GMPs means all good manufacturing practices under Title 21 of the United States Code of Federal Regulations, as amended from time to time.
GMPs means current good manufacturing practices for the methods to be used in, and the facilities and controls to be used for, the manufacture, processing, packing and holding of biological products, all as set forth from time to time by the FDA, including all amendments and supplements thereto throughout the term of this Agreement.
More Definitions of GMPs
GMPs means current good manufacturing practices and standards, as provided for (and as amended from time to time) in the Current Good Manufacturing Practice regulations promulgated by the FDA under the United States Food, Drug and Cosmetic Act (21 C.F.R. Part 210 et seq.).
GMPs means Good Manufacturing Practices as determined by applicable regulatory requirements set forth by relevant Governmental Authorities of the applicable jurisdiction and “cGMP” shall mean current Good Manufacturing Practices as determined by applicable regulatory requirements set forth by relevant Governmental Authorities of the applicable jurisdiction.
GMPs means the current good manufacturing practices promulgated by any Regulatory Authorities or Applicable Laws throughout the Territory that are applicable to the Product.
GMPs means current Good Manufacturing Practices as defined from time to time by the Act and related regulations or any successor laws or regulations or the equivalent foreign Applicable Laws governing the manufacture, handling, storage and control of the Compound including as required in the United States and the European Union.
GMPs or “cGMPs”) shall mean the standards established by the United States Food and Drug Administration (the “FDA”) for current Good Manufacturing Practices, as specified in FDA 21 C.F.R. §820 Quality Systems Regulations (or its successor provisions); the standards established in the European Council Directive 2004/27/EC of 31 March 2004 concerning medicinal products for human use, as amended (or its successor provisions); and other sections so designated by the title “Good Manufacturing Practices”; as applicable to each respective Product to be manufactured and/or supplied by SUPPLIER.

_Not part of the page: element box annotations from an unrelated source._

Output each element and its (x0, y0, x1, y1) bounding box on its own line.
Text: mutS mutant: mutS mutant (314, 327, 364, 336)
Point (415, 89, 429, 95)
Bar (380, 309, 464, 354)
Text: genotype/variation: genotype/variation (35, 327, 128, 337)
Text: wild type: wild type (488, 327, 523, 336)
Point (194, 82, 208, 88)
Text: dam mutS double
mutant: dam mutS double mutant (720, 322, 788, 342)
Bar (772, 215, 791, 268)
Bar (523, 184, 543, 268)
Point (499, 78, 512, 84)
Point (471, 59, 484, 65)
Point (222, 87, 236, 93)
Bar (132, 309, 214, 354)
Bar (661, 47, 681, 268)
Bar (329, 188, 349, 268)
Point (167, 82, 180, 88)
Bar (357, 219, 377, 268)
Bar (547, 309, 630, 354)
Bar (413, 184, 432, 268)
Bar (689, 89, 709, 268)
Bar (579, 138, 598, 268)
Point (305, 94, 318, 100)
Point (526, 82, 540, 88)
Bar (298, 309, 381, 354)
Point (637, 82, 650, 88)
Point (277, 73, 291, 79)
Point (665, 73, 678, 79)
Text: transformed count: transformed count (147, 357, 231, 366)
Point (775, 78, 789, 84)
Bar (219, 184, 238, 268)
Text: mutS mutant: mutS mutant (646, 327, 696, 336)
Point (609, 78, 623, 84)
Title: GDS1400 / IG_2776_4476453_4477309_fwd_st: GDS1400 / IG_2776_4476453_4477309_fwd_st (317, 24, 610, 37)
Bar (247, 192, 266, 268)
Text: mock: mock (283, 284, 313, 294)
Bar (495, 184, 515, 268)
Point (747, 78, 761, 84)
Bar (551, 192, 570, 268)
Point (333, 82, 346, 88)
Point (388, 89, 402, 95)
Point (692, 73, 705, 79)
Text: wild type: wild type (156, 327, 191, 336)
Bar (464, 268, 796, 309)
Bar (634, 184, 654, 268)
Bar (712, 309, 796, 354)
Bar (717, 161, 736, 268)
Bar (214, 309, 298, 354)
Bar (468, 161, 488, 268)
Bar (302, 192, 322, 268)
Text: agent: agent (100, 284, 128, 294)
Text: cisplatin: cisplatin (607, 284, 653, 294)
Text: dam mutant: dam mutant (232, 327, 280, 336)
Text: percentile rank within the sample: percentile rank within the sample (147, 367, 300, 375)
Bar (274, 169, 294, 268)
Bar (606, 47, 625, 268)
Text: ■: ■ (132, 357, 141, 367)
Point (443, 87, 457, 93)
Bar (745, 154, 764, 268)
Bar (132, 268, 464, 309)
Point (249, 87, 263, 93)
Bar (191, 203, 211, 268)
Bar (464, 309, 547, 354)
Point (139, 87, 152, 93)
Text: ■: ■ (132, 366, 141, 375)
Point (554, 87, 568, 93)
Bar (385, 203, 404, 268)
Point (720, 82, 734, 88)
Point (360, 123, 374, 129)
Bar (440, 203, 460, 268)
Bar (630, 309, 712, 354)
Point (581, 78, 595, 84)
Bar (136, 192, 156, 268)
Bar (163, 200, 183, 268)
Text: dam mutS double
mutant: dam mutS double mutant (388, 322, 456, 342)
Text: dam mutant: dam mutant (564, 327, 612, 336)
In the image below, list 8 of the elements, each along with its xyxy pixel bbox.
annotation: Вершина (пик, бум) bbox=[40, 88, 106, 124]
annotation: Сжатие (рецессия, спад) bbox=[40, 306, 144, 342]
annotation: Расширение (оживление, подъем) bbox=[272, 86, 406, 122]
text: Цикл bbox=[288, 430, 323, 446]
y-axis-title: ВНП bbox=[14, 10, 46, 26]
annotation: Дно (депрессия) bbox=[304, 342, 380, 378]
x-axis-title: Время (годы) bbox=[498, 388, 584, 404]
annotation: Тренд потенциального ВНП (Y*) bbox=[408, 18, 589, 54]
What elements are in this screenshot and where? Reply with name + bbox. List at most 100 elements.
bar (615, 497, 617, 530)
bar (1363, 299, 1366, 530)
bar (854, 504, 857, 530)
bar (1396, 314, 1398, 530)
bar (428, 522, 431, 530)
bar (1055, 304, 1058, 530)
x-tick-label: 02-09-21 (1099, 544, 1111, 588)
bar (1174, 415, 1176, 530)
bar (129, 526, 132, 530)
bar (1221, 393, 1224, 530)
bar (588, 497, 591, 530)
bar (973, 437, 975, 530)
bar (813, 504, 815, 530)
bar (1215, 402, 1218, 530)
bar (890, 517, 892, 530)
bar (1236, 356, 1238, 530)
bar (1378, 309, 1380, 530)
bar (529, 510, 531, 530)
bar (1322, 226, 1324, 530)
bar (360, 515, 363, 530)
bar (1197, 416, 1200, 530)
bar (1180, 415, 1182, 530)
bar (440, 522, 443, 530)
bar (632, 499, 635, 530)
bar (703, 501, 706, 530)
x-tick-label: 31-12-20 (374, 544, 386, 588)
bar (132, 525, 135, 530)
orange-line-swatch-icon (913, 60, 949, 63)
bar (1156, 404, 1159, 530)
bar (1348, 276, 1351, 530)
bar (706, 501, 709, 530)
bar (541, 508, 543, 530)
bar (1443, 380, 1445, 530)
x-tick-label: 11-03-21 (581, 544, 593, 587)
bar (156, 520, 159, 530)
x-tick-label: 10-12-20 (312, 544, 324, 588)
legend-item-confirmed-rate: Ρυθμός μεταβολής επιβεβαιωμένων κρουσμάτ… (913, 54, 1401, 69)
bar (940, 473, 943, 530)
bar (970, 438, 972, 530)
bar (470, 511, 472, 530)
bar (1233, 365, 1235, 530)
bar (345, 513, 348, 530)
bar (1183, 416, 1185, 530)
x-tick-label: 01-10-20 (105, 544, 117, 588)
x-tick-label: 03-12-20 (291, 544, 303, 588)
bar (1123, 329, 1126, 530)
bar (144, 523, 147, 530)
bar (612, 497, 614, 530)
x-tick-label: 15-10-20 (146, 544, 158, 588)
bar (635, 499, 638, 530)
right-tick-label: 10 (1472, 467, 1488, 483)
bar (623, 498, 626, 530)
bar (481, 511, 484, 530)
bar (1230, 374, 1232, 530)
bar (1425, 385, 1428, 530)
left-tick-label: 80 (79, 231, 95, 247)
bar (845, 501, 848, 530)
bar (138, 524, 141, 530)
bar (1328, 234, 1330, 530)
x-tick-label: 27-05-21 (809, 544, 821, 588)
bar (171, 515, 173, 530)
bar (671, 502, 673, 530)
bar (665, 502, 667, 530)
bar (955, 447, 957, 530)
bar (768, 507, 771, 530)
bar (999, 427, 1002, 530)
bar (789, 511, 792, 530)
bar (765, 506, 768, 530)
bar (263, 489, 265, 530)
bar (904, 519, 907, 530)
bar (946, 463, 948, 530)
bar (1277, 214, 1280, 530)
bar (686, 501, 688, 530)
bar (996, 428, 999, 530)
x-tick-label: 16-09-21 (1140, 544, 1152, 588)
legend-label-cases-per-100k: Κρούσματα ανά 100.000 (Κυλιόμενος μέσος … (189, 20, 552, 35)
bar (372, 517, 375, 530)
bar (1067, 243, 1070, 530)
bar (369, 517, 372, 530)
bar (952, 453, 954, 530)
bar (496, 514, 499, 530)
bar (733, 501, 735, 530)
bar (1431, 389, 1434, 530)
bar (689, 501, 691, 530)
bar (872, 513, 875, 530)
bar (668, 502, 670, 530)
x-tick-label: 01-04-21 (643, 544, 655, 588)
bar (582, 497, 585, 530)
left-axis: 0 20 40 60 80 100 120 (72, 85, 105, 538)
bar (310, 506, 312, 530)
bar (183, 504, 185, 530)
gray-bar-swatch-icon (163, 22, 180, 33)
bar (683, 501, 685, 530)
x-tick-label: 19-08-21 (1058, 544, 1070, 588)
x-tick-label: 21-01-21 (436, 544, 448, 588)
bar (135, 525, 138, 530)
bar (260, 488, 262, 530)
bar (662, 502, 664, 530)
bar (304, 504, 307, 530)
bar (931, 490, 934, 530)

GMPs means all applicable Good Manufacturing Practices including, as applicable: (a) the principles detailed in the US Current Good Manufacturing Practices, 21 C.F.R. Parts 4, 210, 211, 601, 610 and 820; (b) European Directive 2003/94/EC and Eudralex 4; (c) the principles detailed in the WHO TRS 986 Annex 2, TRS 961 Annex 6 and TRS 957 Annex 2; (d) ICH Q7 guidelines; and (d) the equivalent Applicable Laws in any relevant country, each as may be amended and applicable from time to time.
GMPs means then current good manufacturing practice regulations promulgated by the FDA.